27 de febrero de 2023

Tríptico


Tríptico. Claude Simon. Ediciones Albia, 1977
Traducción de Guillermo Solana

La Real Academia Española incluye en la definición de tríptico —etimológicamente, «plegado en tres»—, además de un libro que se divide en tres partes, a aquellos soportes artísticos compuestos por tres hojas «unidas de modo que puedan doblarse las de los lados sobre la del centro»; con lo cual, implícitamente, se sobreentiende que cuando esas hojas están plegadas, la representación tripartita queda oculta. La independencia o la vinculación entre estos tres elementos y su composición individual, como muestran los trípticos medievales, son circunstancias que no alteran el conjunto; volviendo al ejemplo citado, los ejemplares religiosos —el Tríptico de la Anunciación de Robert Campin, por ejemplo—, muy básicos comunicativamente hablando debido a su función didáctica, suelen contener tres cuadros estáticos, sin narración y con la representación de un solo individuo, solo o sucintamente acompañado por personajes secundarios, usualmente relativos a tres episodios de la vida de un santo; los laicos—El Jardín de las Delicias del Bosco—, en cambio, suelen representar escenas mucho más complejas y narrativas. Toda esta introducción tiene que ver no solo con el título de la novela de Claude Simon, Tríptico (Tryptique, 1973), sino, sobre todo, con la forma, el estilo, que el escritor utiliza para su composición, una obra de su etapa de madurez que significa una ruptura con sus escritos anteriores y cuya culminación, pocos años después, se alcanzará con su novela más emblemática, Las Geórgicas (Les Géorgiques, 1891).

«El perímetro de la pista, constituido por cajones escalados en cuya base los cascos de los caballos han dejado manchas pardas, traza un círculo perfecto. La mano del chico dibuja sobre la hoja del cuaderno un triángulo, un círculo circunscrito y una tangente a este círculo que es paralela a uno de los lados del triángulo. Cerca de cada uno de los ángulos del triángulo anota las letras A, B y C. Después prolonga los lados BA y BC que corta la tangente paralela al lado AC en dos puntos A' y C'. Trazado a mano alzada, el círculo está un poco aplastado, como el contorno de una manzana, y las diverdsas rectas ondulan ligeramente. Sin embargo, la figura es suficientemente correcta para permitir reflexionar acerca del problema planteado cuyo enunciado lee el chico por segunda vez en la página del libro abierto y colocado sobre la mesa a la izquierda del cuadero: "Conociendo el valor del ángulo ABC, demostrar: 1) que la relación entre las superficies de los triángulo ABC y A'B'C' es proporcional a...". Penetrando por la ventana abierta, el sol proyecta en la habitación un paralelogramo de luz del que uno de los lados corta oblicuamente el ángulo superior derecho de la hoja en que está trazada la figura, delimitando un cegador triángulo rectángulo. Enmarcado por la ventana, el chico ve el herboso huerto de ciruelos que desciende en suave pendiente hasta el río».

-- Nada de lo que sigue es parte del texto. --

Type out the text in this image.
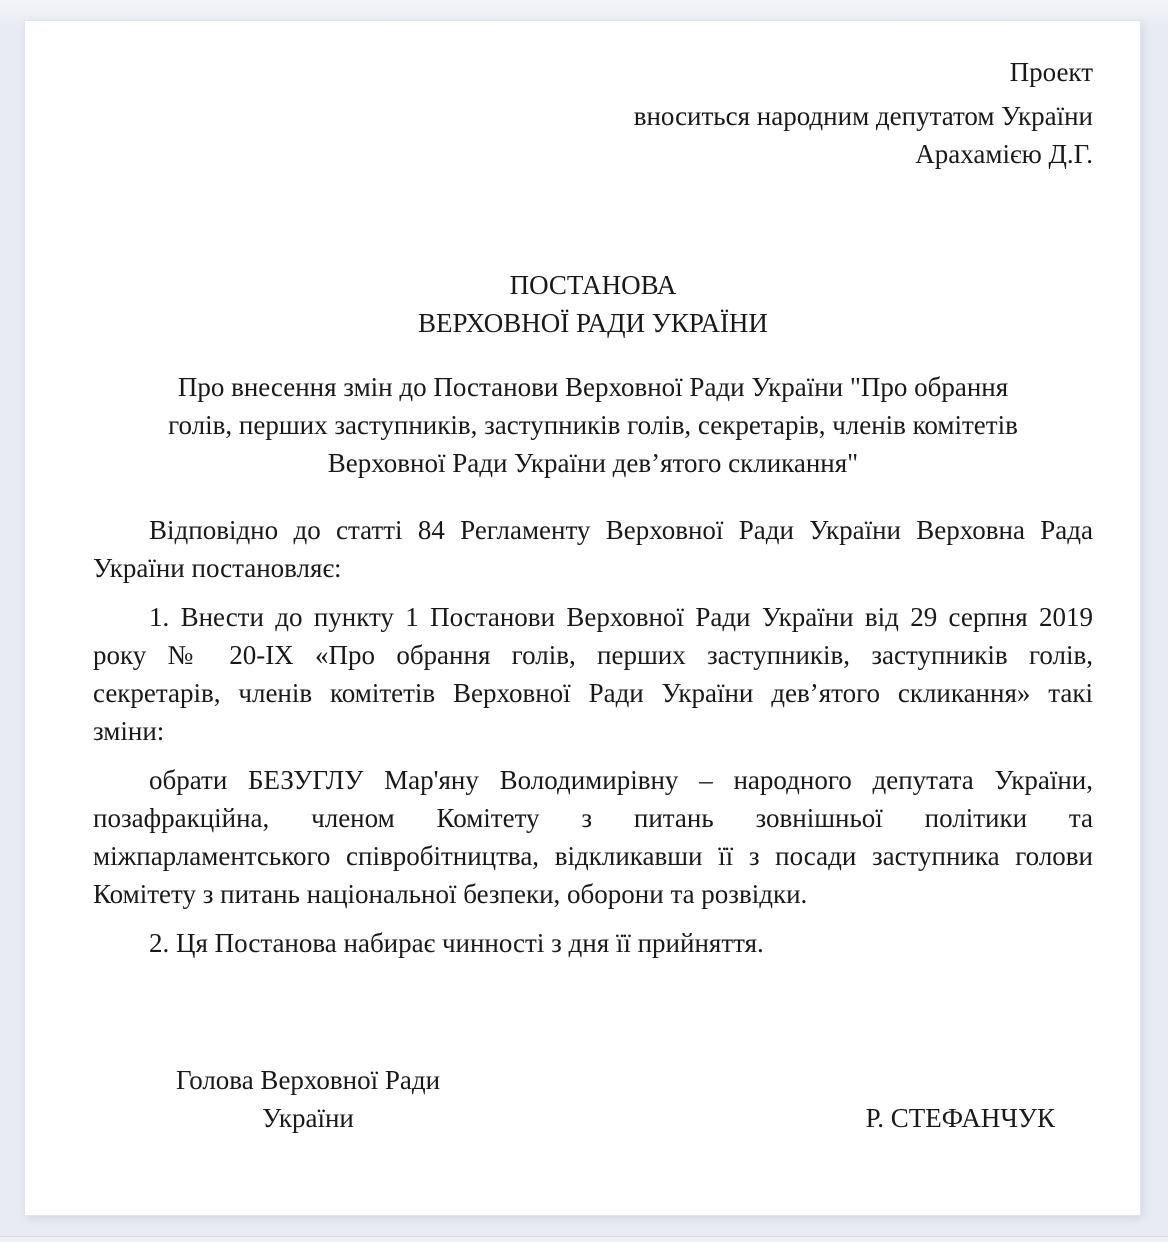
Проект
вноситься народним депутатом України
Арахамією Д.Г.
ПОСТАНОВА
ВЕРХОВНОЇ РАДИ УКРАЇНИ
Про внесення змін до Постанови Верховної Ради України "Про обрання
голів, перших заступників, заступників голів, секретарів, членів комітетів
Верховної Ради України дев’ятого скликання"
Відповідно до статті 84 Регламенту Верховної Ради України Верховна Рада
України постановляє:
1. Внести до пункту 1 Постанови Верховної Ради України від 29 серпня 2019
року № 20-IX «Про обрання голів, перших заступників, заступників голів,
секретарів, членів комітетів Верховної Ради України дев’ятого скликання» такі
зміни:
обрати БЕЗУГЛУ Мар'яну Володимирівну – народного депутата України,
позафракційна, членом Комітету з питань зовнішньої політики та
міжпарламентського співробітництва, відкликавши її з посади заступника голови
Комітету з питань національної безпеки, оборони та розвідки.
2. Ця Постанова набирає чинності з дня її прийняття.
Голова Верховної Ради
України	Р. СТЕФАНЧУК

El armazón de contenido sobre el que se sostiene Tríptico lo forman tres historias: una boda que acaba en fiasco, un accidente de un niño en el río y la vida cotidiana en un balneario; y tres escenarios: una pequeña ciudad industrial, el medio rural y una playa mediterránea, respectivamente. Alrededor de estas tramas, desarrolladas de forma no lineal, pululan otras historias y otros personajes, con vinculación más o menos estrecha o sin ninguna relación entre ellos, pero que, de algún modo, forman parte indisociable de la historia y contribuyen, con pesos relativos, a un equilibrio que se antoja perfecto. La novela está dividido en tres capítulos, pero tal vez esto forme parte del juego que plantea el autor porque la división no es temática, espacial ni temporal: los tres episodios principales aparecen mezclados a lo largo del texto, puede que esa división tripartida no sea más que una coincidencia numérica —aunque este lector apostaría a que no es así—. Con todo lo dicho, sospechará el lector de este artículo que Tríptico no es una novela normal; y habrá acertado; a continuación, algunas de las razones mediante las cuales este redactor pretende demostrar que no lo es.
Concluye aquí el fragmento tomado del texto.